Стыдно признаваться даже самому себе, но я никогда не мог понять всяких романтических бродяжеств. «Мы уехали в знойные степи» и прочее. Летом мне хочется, разумеется, пожить на свежем воздухе около соснового, допустим, бора, походить за грибами — люблю, посидеть с удочкой рыбку половить. Но все-таки ночевать я предпочитаю не под еловым кустом, а в постели, приняв предварительно ванну. С некоторым недоумением гляжу я на вокзальные толпы людей с рюкзаками. Почему они стоят в кружке и одинаково поют? Почему они делятся поровну — мужчины и женщины? Зачем шум? Великие бродяги склонялись к одиночеству, их манило некое духовное слияние с природой. Это еще отдаленно я понимаю. По Фенимору Куперу. «Чей-то взгляд ревнивый и влюбленный на себе усталом вспоминать». Это тоже понятно. Человек устал от суеты и непривычной цивилизации и ушел на полянку отдохнуть. Ближе к предкам.
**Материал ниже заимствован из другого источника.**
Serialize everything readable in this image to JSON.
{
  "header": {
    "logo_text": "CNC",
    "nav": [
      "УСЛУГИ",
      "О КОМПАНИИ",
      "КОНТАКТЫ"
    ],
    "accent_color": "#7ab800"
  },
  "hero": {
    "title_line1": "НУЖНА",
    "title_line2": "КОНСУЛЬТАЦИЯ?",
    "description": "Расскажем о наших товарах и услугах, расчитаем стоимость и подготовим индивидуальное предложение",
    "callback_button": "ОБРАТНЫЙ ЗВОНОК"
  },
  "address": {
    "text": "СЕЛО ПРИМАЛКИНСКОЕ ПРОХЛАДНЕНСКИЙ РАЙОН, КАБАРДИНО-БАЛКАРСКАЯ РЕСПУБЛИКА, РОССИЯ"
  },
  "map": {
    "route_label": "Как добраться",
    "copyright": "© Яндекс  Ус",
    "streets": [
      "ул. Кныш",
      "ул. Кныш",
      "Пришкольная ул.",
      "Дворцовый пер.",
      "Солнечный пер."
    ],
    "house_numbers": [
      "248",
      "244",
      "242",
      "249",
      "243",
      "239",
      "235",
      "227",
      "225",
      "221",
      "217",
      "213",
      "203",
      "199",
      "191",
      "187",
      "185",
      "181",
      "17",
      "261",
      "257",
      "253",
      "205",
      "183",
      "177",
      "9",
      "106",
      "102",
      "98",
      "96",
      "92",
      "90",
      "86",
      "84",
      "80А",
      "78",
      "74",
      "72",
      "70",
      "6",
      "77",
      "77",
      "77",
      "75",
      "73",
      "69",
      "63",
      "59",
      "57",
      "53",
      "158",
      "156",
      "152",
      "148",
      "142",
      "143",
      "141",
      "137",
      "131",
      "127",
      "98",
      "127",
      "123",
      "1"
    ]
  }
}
Помню, давним летом мы с другом Моховым в виде эксперимента махнули в первую попавшуюся наиглухую деревню где-то под Уралом. И прожили там две недели.

По утрам мы ходили в лес с ружьем и однажды убили не то ворону, не то воробья. А больше палили по спичечным коробкам. С тем и вернулись довольные в Москву.

Иное дело — память. В памяти моей часто встает нестерпимое видение поля и реки, знойного полдня, и необыкновенная прежняя первобытная глухая тоска сжимает грудь. Ну ее к дьяволу. Не надо спекулировать на памяти, не надо стремиться к возвращению в сны. Удовольствие сомнительное. Мы расстались с плугом, город — наша колыбель. И лучше поставить на этом точку. Успокойся, смертный, и не требуй правды той, что не нужна тебе…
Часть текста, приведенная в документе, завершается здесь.